Received 29 November 2011; Accepted 20 March 2012

Academic Editor: Angaiah Subramania

Copyright © 2012 Ilya Mazov et al. This is an open access article distributed under the Creative Commons Attribution License, which permits unrestricted use, distribution, and reproduction in any medium, provided the original work is properly cited.

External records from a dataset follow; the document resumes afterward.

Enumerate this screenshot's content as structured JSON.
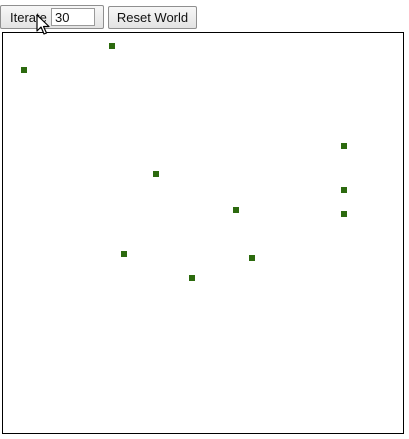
{
  "toolbar": {
    "iterate_label": "Iterate",
    "iterate_count": "30",
    "reset_label": "Reset World"
  },
  "world": {
    "cell_color": "#2c6a0e",
    "live_cells": [
      {
        "col": 27,
        "row": 3
      },
      {
        "col": 5,
        "row": 9
      },
      {
        "col": 85,
        "row": 28
      },
      {
        "col": 38,
        "row": 35
      },
      {
        "col": 85,
        "row": 39
      },
      {
        "col": 58,
        "row": 44
      },
      {
        "col": 85,
        "row": 45
      },
      {
        "col": 30,
        "row": 55
      },
      {
        "col": 62,
        "row": 56
      },
      {
        "col": 47,
        "row": 61
      }
    ]
  },
  "cursor": {
    "icon": "arrow-cursor-icon"
  }
}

We present the simple procedure of the vapor-phase bromination of multiwall carbon nanotubes (MWNTs) at moderate temperatures. MWNTs with average diameter 9±3 nm were treated with Br2 vapors at 250°C to produce Br-functionalized product. Transmission electron microscopy analysis was used to prove low damage of MWNT walls during bromination. X-ray photoelectron spectroscopy (XPS) and differential thermal analysis (DTA) were used to investigate chemical composition of the surface of initial and brominated nanotubes. The experimental results show that the structure of MWNTs is not affected by the bromination process and the total amount of Br-containing surface functions reaches 2.5 wt. %. Electrophysical properties of initial and brominated MWNTs were investigated showing decrease of conductivity for functionalized sample. Possible mechanism of the vapor-phase bromination via surface defects and oxygen-containing functional groups was proposed according to data obtained. Additional experiments with bromination of annealed low-defected MWNTs were performed giving Br content a low as 0.75 wt. % proving this hypothesis.